I get mine at the boat store down the street, but I live on the coast.
RDH8
Reply to
Robert DeHate
I work for a fiberglass gelcoat company and went and had a long talk with one of the lab technicians. I was told that the absolute best solution for what we are doing is to use "vinylester resin". The tech claims it has the topmost strength yet not having the characterics of being brittle like polyester resin would have. I've so far glassed two rockets with it and have had one hard landing on concrete with nothing more than a little paint chip. Excellent stuff !! I use a 1 part DDM9 catalyst to 100 part vinylester resin for best results. Sorry but i haven't done any research on the web as to the location of this vinylester resin seeing how what I get is available at work but unfortunately not to outside sources. Any direct fiberglass distributor would have the knowledge as to getting the stuff i'm sure.
Reply to
SkyHigh
I've use TAP 314 "marine grade" resin from the local Tap Plastics - I think it's pretty similar to West or System 3.
(These days I tend to prefer Aeropoxy laminating resin from Shadow Aero unless I'm in a hurry - it's lower in viscosity and wets out _really_ nicely, but it is a bit more expensive and fairly slow-curing at room temp.)
-dave w
Reply to
David Weinshenker
Hmmm... TAP has that (as well as several flavors of polyester and epoxy) - I might have to get some just to try. (Always good to explore options).

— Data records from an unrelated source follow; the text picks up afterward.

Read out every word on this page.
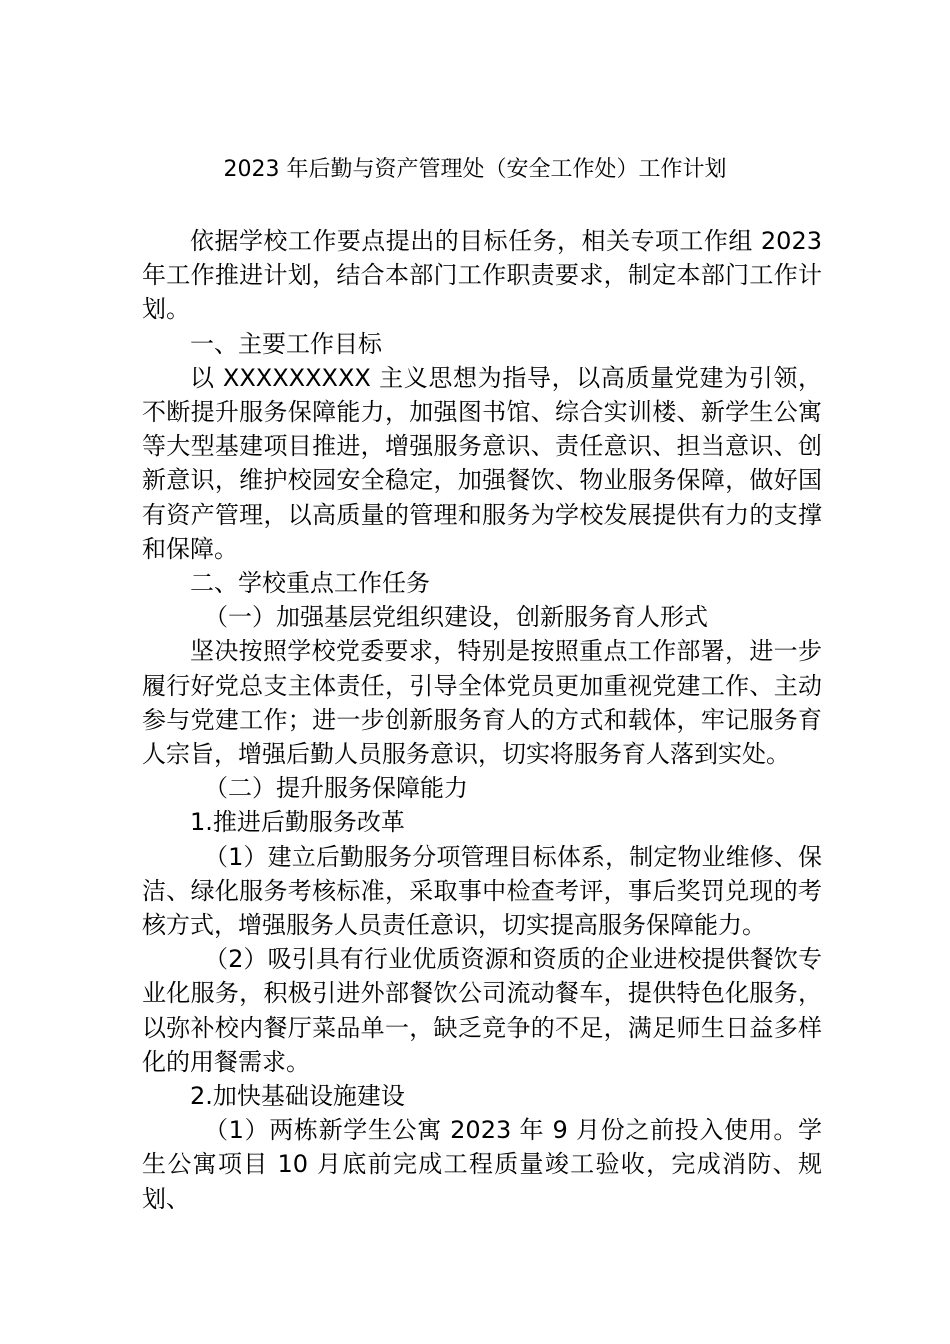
2023 年后勤与资产管理处（安全工作处）工作计划

依据学校工作要点提出的目标任务，相关专项工作组 2023 年工作推进计划，结合本部门工作职责要求，制定本部门工作计划。

一、主要工作目标

以 XXXXXXXXX 主义思想为指导，以高质量党建为引领，不断提升服务保障能力，加强图书馆、综合实训楼、新学生公寓等大型基建项目推进，增强服务意识、责任意识、担当意识、创新意识，维护校园安全稳定，加强餐饮、物业服务保障，做好国有资产管理，以高质量的管理和服务为学校发展提供有力的支撑和保障。

二、学校重点工作任务

（一）加强基层党组织建设，创新服务育人形式

坚决按照学校党委要求，特别是按照重点工作部署，进一步履行好党总支主体责任，引导全体党员更加重视党建工作、主动参与党建工作；进一步创新服务育人的方式和载体，牢记服务育人宗旨，增强后勤人员服务意识，切实将服务育人落到实处。

（二）提升服务保障能力

1.推进后勤服务改革

（1）建立后勤服务分项管理目标体系，制定物业维修、保洁、绿化服务考核标准，采取事中检查考评，事后奖罚兑现的考核方式，增强服务人员责任意识，切实提高服务保障能力。

（2）吸引具有行业优质资源和资质的企业进校提供餐饮专业化服务，积极引进外部餐饮公司流动餐车，提供特色化服务，以弥补校内餐厅菜品单一，缺乏竞争的不足，满足师生日益多样化的用餐需求。

2.加快基础设施建设

（1）两栋新学生公寓 2023 年 9 月份之前投入使用。学生公寓项目 10 月底前完成工程质量竣工验收，完成消防、规划、
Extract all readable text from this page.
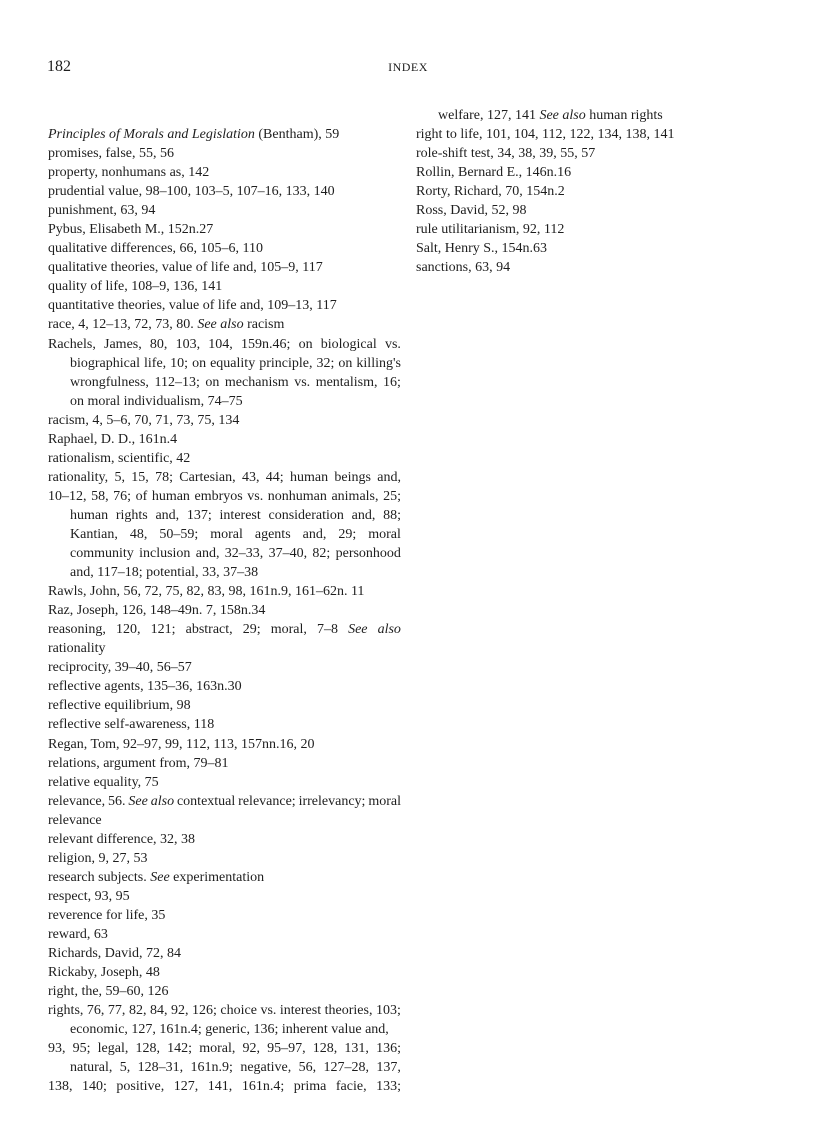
182	INDEX
Principles of Morals and Legislation (Bentham), 59
promises, false, 55, 56
property, nonhumans as, 142
prudential value, 98–100, 103–5, 107–16, 133, 140
punishment, 63, 94
Pybus, Elisabeth M., 152n.27
qualitative differences, 66, 105–6, 110
qualitative theories, value of life and, 105–9, 117
quality of life, 108–9, 136, 141
quantitative theories, value of life and, 109–13, 117
race, 4, 12–13, 72, 73, 80. See also racism
Rachels, James, 80, 103, 104, 159n.46; on biological vs.
biographical life, 10; on equality principle, 32; on killing's
wrongfulness, 112–13; on mechanism vs. mentalism, 16;
on moral individualism, 74–75
racism, 4, 5–6, 70, 71, 73, 75, 134
Raphael, D. D., 161n.4
rationalism, scientific, 42
rationality, 5, 15, 78; Cartesian, 43, 44; human beings and,
10–12, 58, 76; of human embryos vs. nonhuman animals, 25;
human rights and, 137; interest consideration and, 88;
Kantian, 48, 50–59; moral agents and, 29; moral
community inclusion and, 32–33, 37–40, 82; personhood
and, 117–18; potential, 33, 37–38
Rawls, John, 56, 72, 75, 82, 83, 98, 161n.9, 161–62n. 11
Raz, Joseph, 126, 148–49n. 7, 158n.34
reasoning, 120, 121; abstract, 29; moral, 7–8 See also
rationality
reciprocity, 39–40, 56–57
reflective agents, 135–36, 163n.30
reflective equilibrium, 98
reflective self-awareness, 118
Regan, Tom, 92–97, 99, 112, 113, 157nn.16, 20
relations, argument from, 79–81
relative equality, 75
relevance, 56. See also contextual relevance; irrelevancy; moral
relevance
relevant difference, 32, 38
religion, 9, 27, 53
research subjects. See experimentation
respect, 93, 95
reverence for life, 35
reward, 63
Richards, David, 72, 84
Rickaby, Joseph, 48
right, the, 59–60, 126
rights, 76, 77, 82, 84, 92, 126; choice vs. interest theories, 103;
economic, 127, 161n.4; generic, 136; inherent value and,
93, 95; legal, 128, 142; moral, 92, 95–97, 128, 131, 136;
natural, 5, 128–31, 161n.9; negative, 56, 127–28, 137,
138, 140; positive, 127, 141, 161n.4; prima facie, 133;
welfare, 127, 141 See also human rights
right to life, 101, 104, 112, 122, 134, 138, 141
role-shift test, 34, 38, 39, 55, 57
Rollin, Bernard E., 146n.16
Rorty, Richard, 70, 154n.2
Ross, David, 52, 98
rule utilitarianism, 92, 112
Salt, Henry S., 154n.63
sanctions, 63, 94
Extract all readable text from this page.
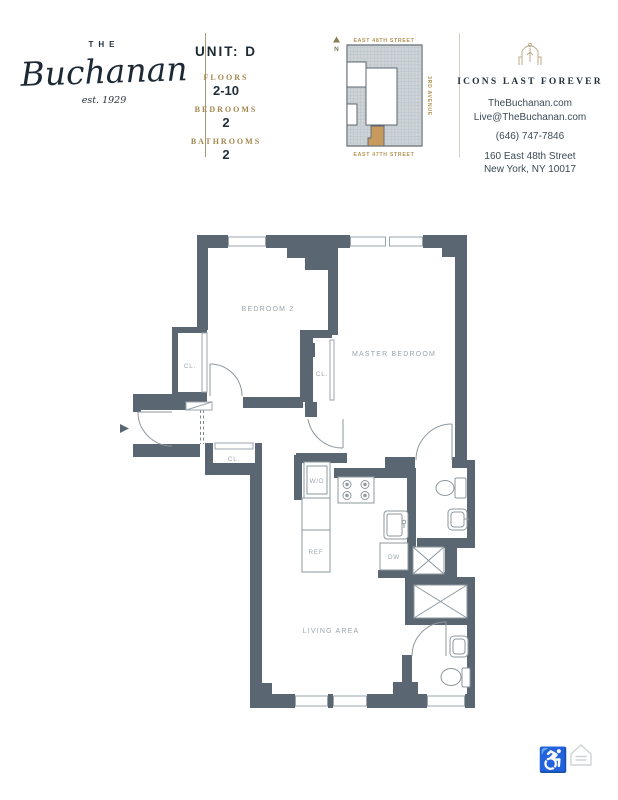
THE
Buchanan
est. 1929
UNIT: D
FLOORS
2-10
BEDROOMS
2
BATHROOMS
2
N
EAST 48TH STREET
EAST 47TH STREET
3RD AVENUE	ICONS LAST FOREVER
TheBuchanan.com
Live@TheBuchanan.com
(646) 747-7846
160 East 48th Street
New York, NY 10017
BEDROOM 2
MASTER BEDROOM
LIVING AREA
CL.
CL.
CL.
W/D
REF
DW
♿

I wonder if it shares polyester's short shelf life - I've had the experience of getting a can of PE resin, using some of it, and coming back a couple of months later to find the remainder gelled or hardened in the can.
-dave w
Reply to
David Weinshenker
David Weinshenker wrote in news: snipped-for-privacy@earthlink.net:
Healthwise,I wonder how it is for hobbyists?